Sajid Javid was right, the housing market is broken. But Tory plans will ensure it stays broken and supply lucrative second jobs for Tory MPs, writes SOLOMON HUGHES
Communities Secretary Sajid Javid admitted this month that “the housing market is broken.”
But this is his plan to fix it.
In London, you can rent a really expensive flat from a company run by a Tory MP — who is himself a former housing minister.
A one-bedroom apartment will cost you £450 a week (yes, that is per week, not per month).
Is that too expensive?
You could go for a “studio apartment.”
That is just £375 per week. London wages are higher than the rest of the country — but that’s still between 55 per cent and 67 per cent of average earnings.

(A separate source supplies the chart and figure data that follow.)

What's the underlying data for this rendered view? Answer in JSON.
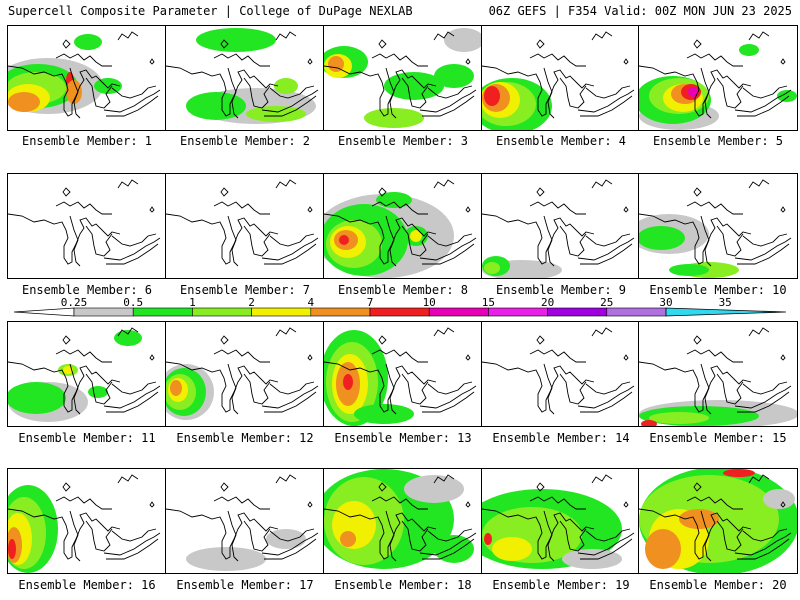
{
  "header": {
    "left": "Supercell Composite Parameter | College of DuPage NEXLAB",
    "right": "06Z GEFS | F354 Valid: 00Z MON JUN 23 2025"
  },
  "colors": {
    "c0": "#c8c8c8",
    "c1": "#22e622",
    "c2": "#88ee22",
    "c3": "#f0f000",
    "c4": "#f09020",
    "c5": "#f02020",
    "c6": "#e800b8",
    "c7": "#e820e8",
    "c8": "#a000e0",
    "c9": "#b070e0",
    "c10": "#30d8f0"
  },
  "legend": {
    "levels": [
      "0.25",
      "0.5",
      "1",
      "2",
      "4",
      "7",
      "10",
      "15",
      "20",
      "25",
      "30",
      "35"
    ]
  },
  "members": [
    {
      "label": "Ensemble Member: 1"
    },
    {
      "label": "Ensemble Member: 2"
    },
    {
      "label": "Ensemble Member: 3"
    },
    {
      "label": "Ensemble Member: 4"
    },
    {
      "label": "Ensemble Member: 5"
    },
    {
      "label": "Ensemble Member: 6"
    },
    {
      "label": "Ensemble Member: 7"
    },
    {
      "label": "Ensemble Member: 8"
    },
    {
      "label": "Ensemble Member: 9"
    },
    {
      "label": "Ensemble Member: 10"
    },
    {
      "label": "Ensemble Member: 11"
    },
    {
      "label": "Ensemble Member: 12"
    },
    {
      "label": "Ensemble Member: 13"
    },
    {
      "label": "Ensemble Member: 14"
    },
    {
      "label": "Ensemble Member: 15"
    },
    {
      "label": "Ensemble Member: 16"
    },
    {
      "label": "Ensemble Member: 17"
    },
    {
      "label": "Ensemble Member: 18"
    },
    {
      "label": "Ensemble Member: 19"
    },
    {
      "label": "Ensemble Member: 20"
    }
  ]
}
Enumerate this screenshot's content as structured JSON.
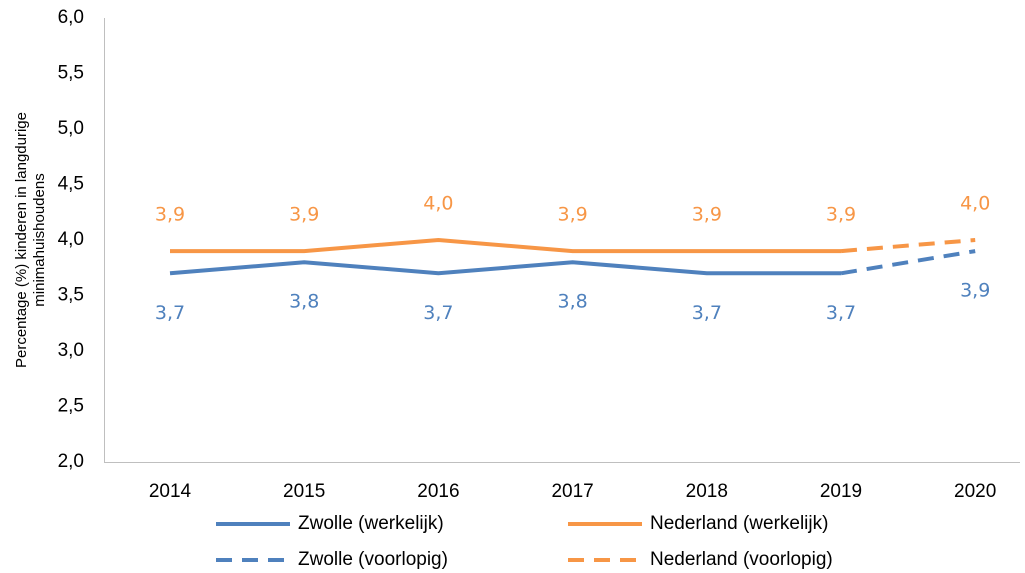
{
  "chart_data": {
    "type": "line",
    "ylabel": [
      "Percentage (%) kinderen in langdurige",
      "minimahuishoudens"
    ],
    "categories": [
      "2014",
      "2015",
      "2016",
      "2017",
      "2018",
      "2019",
      "2020"
    ],
    "ylim": [
      2,
      6
    ],
    "yticks": [
      {
        "value": 2,
        "label": "2,0"
      },
      {
        "value": 2.5,
        "label": "2,5"
      },
      {
        "value": 3,
        "label": "3,0"
      },
      {
        "value": 3.5,
        "label": "3,5"
      },
      {
        "value": 4,
        "label": "4,0"
      },
      {
        "value": 4.5,
        "label": "4,5"
      },
      {
        "value": 5,
        "label": "5,0"
      },
      {
        "value": 5.5,
        "label": "5,5"
      },
      {
        "value": 6,
        "label": "6,0"
      }
    ],
    "grid": false,
    "legend": "bottom",
    "series": [
      {
        "name": "Zwolle (werkelijk)",
        "color": "#4f81bd",
        "dashed": false,
        "values": [
          3.7,
          3.8,
          3.7,
          3.8,
          3.7,
          3.7,
          null
        ],
        "value_labels": [
          "3,7",
          "3,8",
          "3,7",
          "3,8",
          "3,7",
          "3,7",
          null
        ]
      },
      {
        "name": "Nederland (werkelijk)",
        "color": "#f79646",
        "dashed": false,
        "values": [
          3.9,
          3.9,
          4.0,
          3.9,
          3.9,
          3.9,
          null
        ],
        "value_labels": [
          "3,9",
          "3,9",
          "4,0",
          "3,9",
          "3,9",
          "3,9",
          null
        ]
      },
      {
        "name": "Zwolle (voorlopig)",
        "color": "#4f81bd",
        "dashed": true,
        "values": [
          null,
          null,
          null,
          null,
          null,
          3.7,
          3.9
        ],
        "value_labels": [
          null,
          null,
          null,
          null,
          null,
          null,
          "3,9"
        ]
      },
      {
        "name": "Nederland (voorlopig)",
        "color": "#f79646",
        "dashed": true,
        "values": [
          null,
          null,
          null,
          null,
          null,
          3.9,
          4.0
        ],
        "value_labels": [
          null,
          null,
          null,
          null,
          null,
          null,
          "4,0"
        ]
      }
    ]
  }
}
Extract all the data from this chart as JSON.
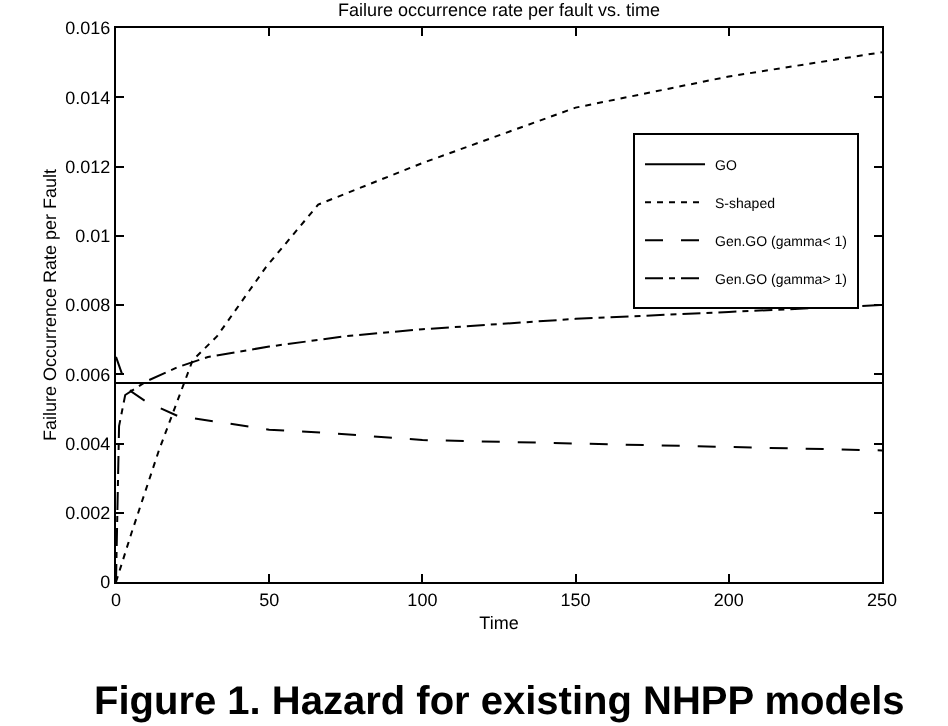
{
  "chart_data": {
    "type": "line",
    "title": "Failure occurrence rate per fault vs. time",
    "xlabel": "Time",
    "ylabel": "Failure Occurrence Rate per Fault",
    "annotations": [
      "Figure 1. Hazard for existing NHPP models"
    ],
    "xlim": [
      0,
      250
    ],
    "xticks": [
      0,
      50,
      100,
      150,
      200,
      250
    ],
    "ylim": [
      0,
      0.016
    ],
    "yticks": [
      0,
      0.002,
      0.004,
      0.006,
      0.008,
      0.01,
      0.012,
      0.014,
      0.016
    ],
    "grid": false,
    "legend": "top right",
    "marker": "none",
    "series": [
      {
        "name": "GO",
        "color": "#000000",
        "line_style": "solid",
        "x": [
          0,
          250
        ],
        "values": [
          0.00575,
          0.00575
        ]
      },
      {
        "name": "S-shaped",
        "color": "#000000",
        "line_style": "dotted",
        "x": [
          0,
          5,
          14,
          25,
          33,
          49,
          66,
          100,
          150,
          200,
          250
        ],
        "values": [
          0,
          0.0014,
          0.0038,
          0.0064,
          0.0071,
          0.0091,
          0.0109,
          0.0121,
          0.0137,
          0.0146,
          0.0153
        ]
      },
      {
        "name": "Gen.GO (gamma< 1)",
        "color": "#000000",
        "line_style": "dashed",
        "x": [
          0,
          2,
          5,
          10,
          20,
          35,
          50,
          70,
          100,
          150,
          200,
          250
        ],
        "values": [
          0.0065,
          0.006,
          0.0055,
          0.0052,
          0.0048,
          0.0046,
          0.0044,
          0.0043,
          0.0041,
          0.004,
          0.0039,
          0.0038
        ]
      },
      {
        "name": "Gen.GO (gamma> 1)",
        "color": "#000000",
        "line_style": "dashdot",
        "x": [
          0,
          1,
          3,
          10,
          20,
          30,
          50,
          75,
          100,
          150,
          200,
          250
        ],
        "values": [
          0,
          0.0045,
          0.0054,
          0.0058,
          0.0062,
          0.0065,
          0.0068,
          0.0071,
          0.0073,
          0.0076,
          0.0078,
          0.008
        ]
      }
    ]
  }
}
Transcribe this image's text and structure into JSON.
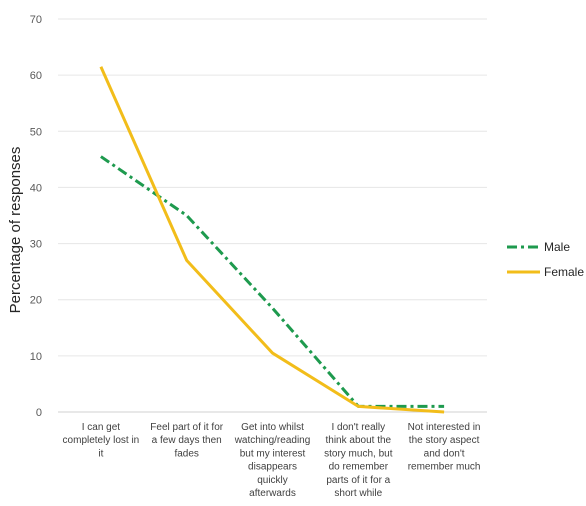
{
  "chart_data": {
    "type": "line",
    "title": "",
    "xlabel": "",
    "ylabel": "Percentage of responses",
    "ylim": [
      0,
      70
    ],
    "yticks": [
      0,
      10,
      20,
      30,
      40,
      50,
      60,
      70
    ],
    "grid": true,
    "legend_position": "right",
    "categories": [
      "I can get completely lost in it",
      "Feel part of it for a few days then fades",
      "Get into whilst watching/reading but my interest disappears quickly afterwards",
      "I don't really think about the story much, but do remember parts of it for a short while",
      "Not interested in the story aspect and don't remember much"
    ],
    "category_lines": [
      [
        "I can get",
        "completely lost in",
        "it"
      ],
      [
        "Feel part of it for",
        "a few days then",
        "fades"
      ],
      [
        "Get into whilst",
        "watching/reading",
        "but my interest",
        "disappears",
        "quickly",
        "afterwards"
      ],
      [
        "I don't really",
        "think about the",
        "story much, but",
        "do remember",
        "parts of it for a",
        "short while"
      ],
      [
        "Not interested in",
        "the story aspect",
        "and don't",
        "remember much"
      ]
    ],
    "series": [
      {
        "name": "Male",
        "values": [
          45.5,
          35,
          18.5,
          1,
          1
        ],
        "color": "#1e9a4e",
        "dash": "dashdot"
      },
      {
        "name": "Female",
        "values": [
          61.5,
          27,
          10.5,
          1,
          0
        ],
        "color": "#f2bd1a",
        "dash": "solid"
      }
    ]
  }
}
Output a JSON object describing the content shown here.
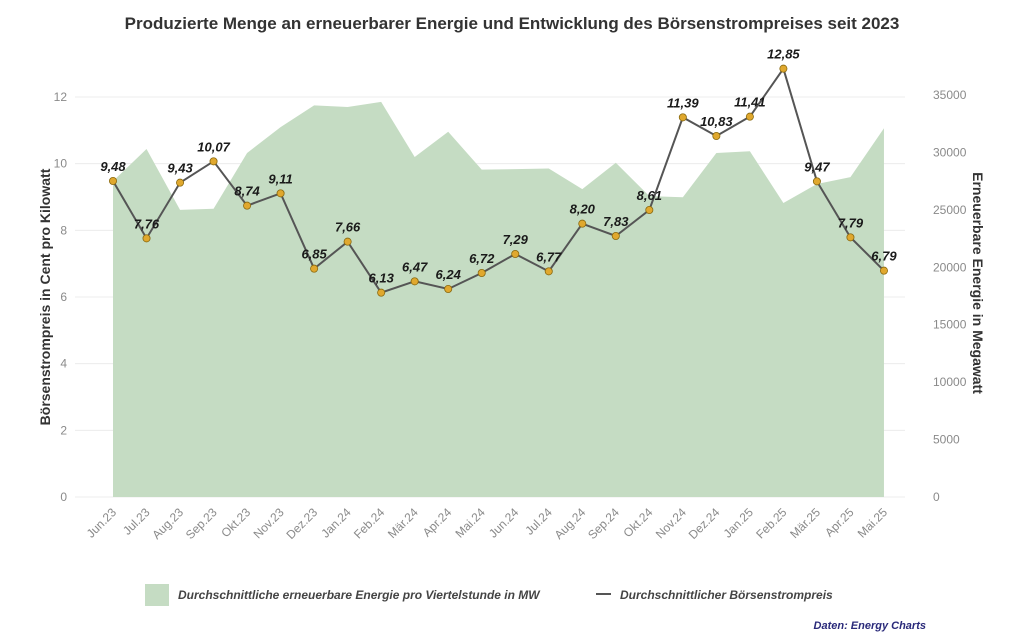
{
  "chart_data": {
    "type": "line+area",
    "title": "Produzierte Menge an erneuerbarer Energie und Entwicklung des Börsenstrompreises seit 2023",
    "ylabel_left": "Börsenstrompreis in Cent pro Kilowatt",
    "ylabel_right": "Erneuerbare Energie in Megawatt",
    "ylim_left": [
      0,
      12
    ],
    "ylim_right": [
      0,
      35000
    ],
    "yticks_left": [
      "0",
      "2",
      "4",
      "6",
      "8",
      "10",
      "12"
    ],
    "yticks_right": [
      "0",
      "5000",
      "10000",
      "15000",
      "20000",
      "25000",
      "30000",
      "35000"
    ],
    "grid": true,
    "categories": [
      "Jun.23",
      "Jul.23",
      "Aug.23",
      "Sep.23",
      "Okt.23",
      "Nov.23",
      "Dez.23",
      "Jan.24",
      "Feb.24",
      "Mär.24",
      "Apr.24",
      "Mai.24",
      "Jun.24",
      "Jul.24",
      "Aug.24",
      "Sep.24",
      "Okt.24",
      "Nov.24",
      "Dez.24",
      "Jan.25",
      "Feb.25",
      "Mär.25",
      "Apr.25",
      "Mai.25"
    ],
    "series": [
      {
        "name": "Durchschnittliche erneuerbare Energie pro Viertelstunde in MW",
        "type": "area",
        "axis": "right",
        "color": "#c5dcc3",
        "values": [
          27500,
          30300,
          25000,
          25100,
          29950,
          32200,
          34100,
          33950,
          34400,
          29600,
          31800,
          28500,
          28550,
          28600,
          26800,
          29100,
          26200,
          26100,
          29950,
          30100,
          25600,
          27250,
          27850,
          32100
        ]
      },
      {
        "name": "Durchschnittlicher Börsenstrompreis",
        "type": "line",
        "axis": "left",
        "color": "#555555",
        "marker_color": "#e0a82e",
        "values": [
          9.48,
          7.76,
          9.43,
          10.07,
          8.74,
          9.11,
          6.85,
          7.66,
          6.13,
          6.47,
          6.24,
          6.72,
          7.29,
          6.77,
          8.2,
          7.83,
          8.61,
          11.39,
          10.83,
          11.41,
          12.85,
          9.47,
          7.79,
          6.79
        ],
        "labels": [
          "9,48",
          "7,76",
          "9,43",
          "10,07",
          "8,74",
          "9,11",
          "6,85",
          "7,66",
          "6,13",
          "6,47",
          "6,24",
          "6,72",
          "7,29",
          "6,77",
          "8,20",
          "7,83",
          "8,61",
          "11,39",
          "10,83",
          "11,41",
          "12,85",
          "9,47",
          "7,79",
          "6,79"
        ]
      }
    ],
    "legend_position": "bottom",
    "source": "Daten: Energy Charts"
  }
}
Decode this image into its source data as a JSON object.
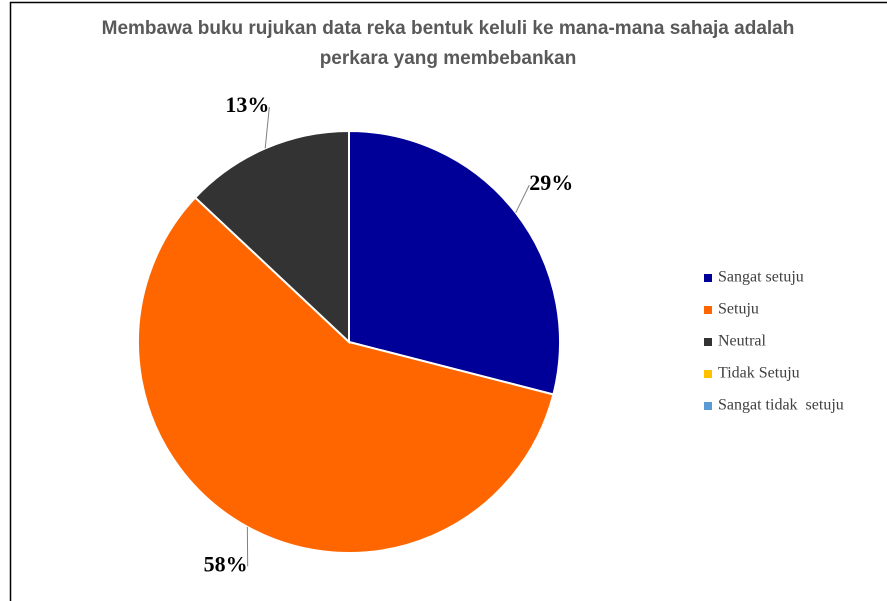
{
  "chart_data": {
    "type": "pie",
    "title": "Membawa buku rujukan data reka bentuk keluli ke mana-mana sahaja adalah perkara yang membebankan",
    "categories": [
      "Sangat setuju",
      "Setuju",
      "Neutral",
      "Tidak Setuju",
      "Sangat tidak  setuju"
    ],
    "values": [
      29,
      58,
      13,
      0,
      0
    ],
    "value_labels": [
      "29%",
      "58%",
      "13%",
      null,
      null
    ],
    "colors": [
      "#000099",
      "#ff6600",
      "#333333",
      "#ffc000",
      "#5b9bd5"
    ],
    "legend": "right"
  }
}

You might be paying the property development firm called Essential Living £23,400 a year.
But the government doesn’t think that’s enough.
In 2015 it arranged for the Homes and Communities Agency to join with the Royal Bank of Scotland and invest around £51 million in Essential Living.
The agency is a government department which “helps create successful communities by making more homes available to the residents who need them,” which somehow means giving millions to a company charging £450 per week for a one-bedroom flat.
A company which in turn gives Tory MP Mark Prisk £20,000 a year to be its “strategic adviser.”
He says he gets this money for eight hours’ work a month, so he can still be an MP.
He is on around £208 an hour from Essential Living, so he could afford one of its overpriced flats.
Prisk was housing minister until 2013, so, he is presumably able to “strategically advise” Essential Living on how to attract this government finance.
The investment was for a tower block in Archway, north London where the £375 per week “studio apartments” can be found.
That’s a lot for a studio but don’t worry. Essential Living says: “Renting a studio doesn’t necessarily mean you don’t get a bedroom.
“Ours are designed to have a sense of privacy and division between the living room and bedroom” — which, I think, really does mean you don’t get a bedroom, but with a partial wall “to create the feel of a one-bed apartment” In the same way, Javid has created “the feel” of a housing policy, without actually creating a policy.
Javid said a sign of the “broken housing market“ included both “the first-time buyer who’s saving hard but won’t have enough for a deposit for almost a quarter of a century” and “the couple in the private rented sector handing half their combined income straight to their landlord.”
But that is what his government is funding with Essential Living.
The reason is this: Javid says the “root cause” of the broken housing market “is simple.”
“For far too long, we have not built enough houses.”
This is completely true.
But his policy has been to try to persuade private developers to build houses.
Unfortunately, developers can do perfectly well not building enough houses.
Short supply means a crisis with rising prices. So they can just build fewer, more expensive homes.
As his white paper admits, developers might just leave land that is ready to be built on in a “land bank,” so they can cash in by building on it in the future, when we are desperate enough to pay their high prices.
With the failure of developers to build houses to buy, Javid now wants to try to persuade developers to build flats to rent instead.
He said: “We will encourage institutional investment in the private rented sector” — meaning subsidising developers like Essential Living.
But again, we can see the simple truth, from a firm advised by his fellow Tory MP and a former housing minister.
Just as private developers charge too much to sell houses, so they charge too much to rent houses. Their priority is profit, not housing.
Javid thinks it is a regulatory failure — the green belt, planning law. But it is a market failure.
Something Javid — a fan of crackpot free-market fundamentalist Ayn Rand — can’t admit.
The thing that has changed isn’t regulation — it’s social housebuilding. Private housebuilding has always been a market failure in Britain.
Only social housebuilding — councils building houses — will work.
Only they will build enough houses at genuinely affordable rents.
For reasons best known to themselves, the Guardian and Mirror headlined their first reports of Javid’s white paper by announcing councils would be “told to build houses.”
But the white paper doesn’t have any real proposal to make this happen.
Instead, councils will be told to make it easier for developers to build houses.
So the housing market can continue to be dysfunctional, and continue to supply lucrative second jobs to Tory MPs.